The 55kg free-style grappler, who surprised one and all with his gold medal performance in the Asian Qualifying Tournament in Astana, Kazakhstan in March this year, is aware that one moment of glory at the London Games will take him miles ahead.
"I never expected that I will be competing in the Olympics so early, I had set my eyes on the 2016 Games. But since I have made it to the Olympics, I don't want to let go this chance easily.
"An Olympic medal can change one's life and I know what it would mean to finish on the podium in London," said the 19-year-old lad from Haryana, who along with Sushil Kumar, Yogeshwar Dutt, Narsingh Pancham Yadav and Geeta Phogat, is going through the rigours at a training camp in Colorado Springs, USA.
Amit conceded that lack of experience at the senior level can be a factor, but insisted that it is in no way going to be a handicap for him.
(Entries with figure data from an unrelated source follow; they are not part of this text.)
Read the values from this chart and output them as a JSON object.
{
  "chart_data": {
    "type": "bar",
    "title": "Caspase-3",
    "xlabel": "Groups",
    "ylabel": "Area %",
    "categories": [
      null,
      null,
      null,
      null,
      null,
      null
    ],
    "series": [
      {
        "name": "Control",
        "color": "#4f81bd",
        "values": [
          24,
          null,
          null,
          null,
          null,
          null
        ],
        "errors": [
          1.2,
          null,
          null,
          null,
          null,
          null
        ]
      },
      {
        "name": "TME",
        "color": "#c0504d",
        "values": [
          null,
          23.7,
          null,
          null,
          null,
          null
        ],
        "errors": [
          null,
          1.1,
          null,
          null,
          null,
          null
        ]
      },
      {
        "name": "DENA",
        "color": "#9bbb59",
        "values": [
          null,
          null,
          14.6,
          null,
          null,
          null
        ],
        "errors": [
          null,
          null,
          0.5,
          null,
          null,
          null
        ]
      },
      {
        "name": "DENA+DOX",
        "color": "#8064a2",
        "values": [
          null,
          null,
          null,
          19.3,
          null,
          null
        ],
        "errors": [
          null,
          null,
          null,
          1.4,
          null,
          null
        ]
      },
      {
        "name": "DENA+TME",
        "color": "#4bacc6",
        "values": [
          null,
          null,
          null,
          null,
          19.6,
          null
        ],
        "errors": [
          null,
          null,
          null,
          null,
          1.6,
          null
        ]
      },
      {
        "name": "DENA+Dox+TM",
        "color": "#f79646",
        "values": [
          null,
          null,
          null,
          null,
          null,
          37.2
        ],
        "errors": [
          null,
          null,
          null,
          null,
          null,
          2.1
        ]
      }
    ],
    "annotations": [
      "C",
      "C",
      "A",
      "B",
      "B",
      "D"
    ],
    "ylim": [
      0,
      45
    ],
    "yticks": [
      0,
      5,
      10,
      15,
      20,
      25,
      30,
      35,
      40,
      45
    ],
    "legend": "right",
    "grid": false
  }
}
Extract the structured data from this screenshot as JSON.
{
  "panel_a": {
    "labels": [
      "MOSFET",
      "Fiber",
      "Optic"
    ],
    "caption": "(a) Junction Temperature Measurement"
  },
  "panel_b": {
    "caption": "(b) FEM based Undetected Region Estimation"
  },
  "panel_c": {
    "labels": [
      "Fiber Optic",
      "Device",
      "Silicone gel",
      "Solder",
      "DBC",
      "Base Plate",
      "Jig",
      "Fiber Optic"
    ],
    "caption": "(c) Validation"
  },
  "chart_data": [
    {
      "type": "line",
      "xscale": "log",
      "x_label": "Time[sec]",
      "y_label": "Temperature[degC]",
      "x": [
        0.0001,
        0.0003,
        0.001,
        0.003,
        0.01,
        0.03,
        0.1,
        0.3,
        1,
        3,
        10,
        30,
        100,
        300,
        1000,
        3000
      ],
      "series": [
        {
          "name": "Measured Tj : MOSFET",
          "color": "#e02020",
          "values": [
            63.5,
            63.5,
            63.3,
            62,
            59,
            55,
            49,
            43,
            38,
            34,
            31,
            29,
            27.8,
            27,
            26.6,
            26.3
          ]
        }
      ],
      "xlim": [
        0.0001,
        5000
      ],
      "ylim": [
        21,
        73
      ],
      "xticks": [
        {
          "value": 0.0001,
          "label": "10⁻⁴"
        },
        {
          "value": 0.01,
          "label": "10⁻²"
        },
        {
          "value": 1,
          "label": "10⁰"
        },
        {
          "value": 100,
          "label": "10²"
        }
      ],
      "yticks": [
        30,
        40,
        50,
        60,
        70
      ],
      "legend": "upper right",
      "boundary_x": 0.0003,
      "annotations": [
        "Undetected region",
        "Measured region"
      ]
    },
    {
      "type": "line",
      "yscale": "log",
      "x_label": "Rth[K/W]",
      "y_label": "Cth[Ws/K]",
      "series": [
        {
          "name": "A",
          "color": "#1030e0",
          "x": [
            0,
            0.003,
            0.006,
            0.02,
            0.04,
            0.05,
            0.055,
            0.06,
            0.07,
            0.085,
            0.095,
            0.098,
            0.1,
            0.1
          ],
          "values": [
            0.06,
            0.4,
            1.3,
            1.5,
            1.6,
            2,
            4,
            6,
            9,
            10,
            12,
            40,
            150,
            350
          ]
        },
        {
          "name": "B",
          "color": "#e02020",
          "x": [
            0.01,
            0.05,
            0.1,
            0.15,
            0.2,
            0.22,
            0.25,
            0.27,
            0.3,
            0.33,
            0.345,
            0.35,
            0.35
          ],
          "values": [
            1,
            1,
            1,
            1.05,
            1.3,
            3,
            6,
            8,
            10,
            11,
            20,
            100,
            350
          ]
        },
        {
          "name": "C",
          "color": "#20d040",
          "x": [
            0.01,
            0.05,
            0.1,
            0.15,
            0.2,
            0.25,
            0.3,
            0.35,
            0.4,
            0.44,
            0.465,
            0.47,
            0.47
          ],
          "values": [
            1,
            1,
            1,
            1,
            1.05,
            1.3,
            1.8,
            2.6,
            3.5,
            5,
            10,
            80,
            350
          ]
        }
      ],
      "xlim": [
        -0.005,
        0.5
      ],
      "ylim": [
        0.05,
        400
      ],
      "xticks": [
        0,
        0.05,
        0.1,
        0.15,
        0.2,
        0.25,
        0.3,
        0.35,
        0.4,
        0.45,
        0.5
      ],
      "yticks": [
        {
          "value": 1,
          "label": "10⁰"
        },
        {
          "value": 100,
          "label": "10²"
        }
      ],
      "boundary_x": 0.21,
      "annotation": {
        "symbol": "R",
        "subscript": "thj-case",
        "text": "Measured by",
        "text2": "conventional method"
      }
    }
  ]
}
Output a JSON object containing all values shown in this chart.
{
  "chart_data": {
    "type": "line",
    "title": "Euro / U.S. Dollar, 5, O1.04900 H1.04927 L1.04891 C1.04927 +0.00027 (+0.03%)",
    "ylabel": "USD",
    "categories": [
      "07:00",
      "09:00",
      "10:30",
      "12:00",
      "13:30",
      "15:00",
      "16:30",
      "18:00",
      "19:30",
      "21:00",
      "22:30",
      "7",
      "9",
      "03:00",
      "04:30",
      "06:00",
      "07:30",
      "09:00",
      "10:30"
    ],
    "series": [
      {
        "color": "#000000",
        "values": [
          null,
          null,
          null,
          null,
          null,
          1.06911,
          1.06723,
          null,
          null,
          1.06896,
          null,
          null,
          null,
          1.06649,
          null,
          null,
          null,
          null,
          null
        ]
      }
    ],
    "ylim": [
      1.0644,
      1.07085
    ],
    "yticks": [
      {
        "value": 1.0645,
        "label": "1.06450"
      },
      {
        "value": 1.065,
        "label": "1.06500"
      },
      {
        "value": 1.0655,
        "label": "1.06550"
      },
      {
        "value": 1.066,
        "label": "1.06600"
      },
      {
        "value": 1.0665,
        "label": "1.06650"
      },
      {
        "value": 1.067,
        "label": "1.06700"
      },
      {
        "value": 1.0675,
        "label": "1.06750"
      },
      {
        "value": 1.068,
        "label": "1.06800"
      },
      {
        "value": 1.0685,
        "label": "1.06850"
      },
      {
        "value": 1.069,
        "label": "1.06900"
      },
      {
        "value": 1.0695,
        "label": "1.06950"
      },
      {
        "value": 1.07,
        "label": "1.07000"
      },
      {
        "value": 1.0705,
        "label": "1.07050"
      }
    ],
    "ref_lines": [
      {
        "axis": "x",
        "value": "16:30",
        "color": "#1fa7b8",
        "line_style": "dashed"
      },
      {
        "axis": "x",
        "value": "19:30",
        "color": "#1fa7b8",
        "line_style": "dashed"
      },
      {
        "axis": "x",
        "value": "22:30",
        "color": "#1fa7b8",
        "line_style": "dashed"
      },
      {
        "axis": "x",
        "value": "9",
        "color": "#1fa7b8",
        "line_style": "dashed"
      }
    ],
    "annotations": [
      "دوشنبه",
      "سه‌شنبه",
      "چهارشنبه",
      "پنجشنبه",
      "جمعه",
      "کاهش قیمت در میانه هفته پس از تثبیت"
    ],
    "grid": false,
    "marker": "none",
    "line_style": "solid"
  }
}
"Experience can be a factor, but I am trying to improve on every aspect of my game. The coaches have been very supportive and with still some time left for the Olympics I am working hard to iron out any lacuna in my game," Amit said.
"I am also keeping an eye on what my opponents are doing and I am confident that I will put up a decent performance at London," he pointed out.
Amit, who also has the Asian Championships bronze medal to his credit, added that there is minimum pressure on him, which again will help him to go into the contest with a free mind.
"Since I am participating in the Olympics for the first time, people don't have much expectations from me, there is minimum pressure, so I want to utilise this opportunity to the best of my potential," he said.
Meanwhile, Narsingh (74kg), who also will be contesting in his debut Olympics, said that he was ready and raring to go at the marquee event.
"I have been in good form over some time now and my body is also in good shape. There are no injury concerns either, so I don't see any reason why I can't do good at the Olympics," Narsingh said.
The 23-year-old grappler, who beat Olegk Motsalin of Greece to win gold in the last phase of the World Olympic Qualifying Tournament in Helsinki, Finland in May, though, conceded that there is pressure on him ahead of the Games.
"I won't say there is no pressure, but it depends on who handles the pressure on that particular day in an effective way," said the 2010 Commonwealth Games gold medallist.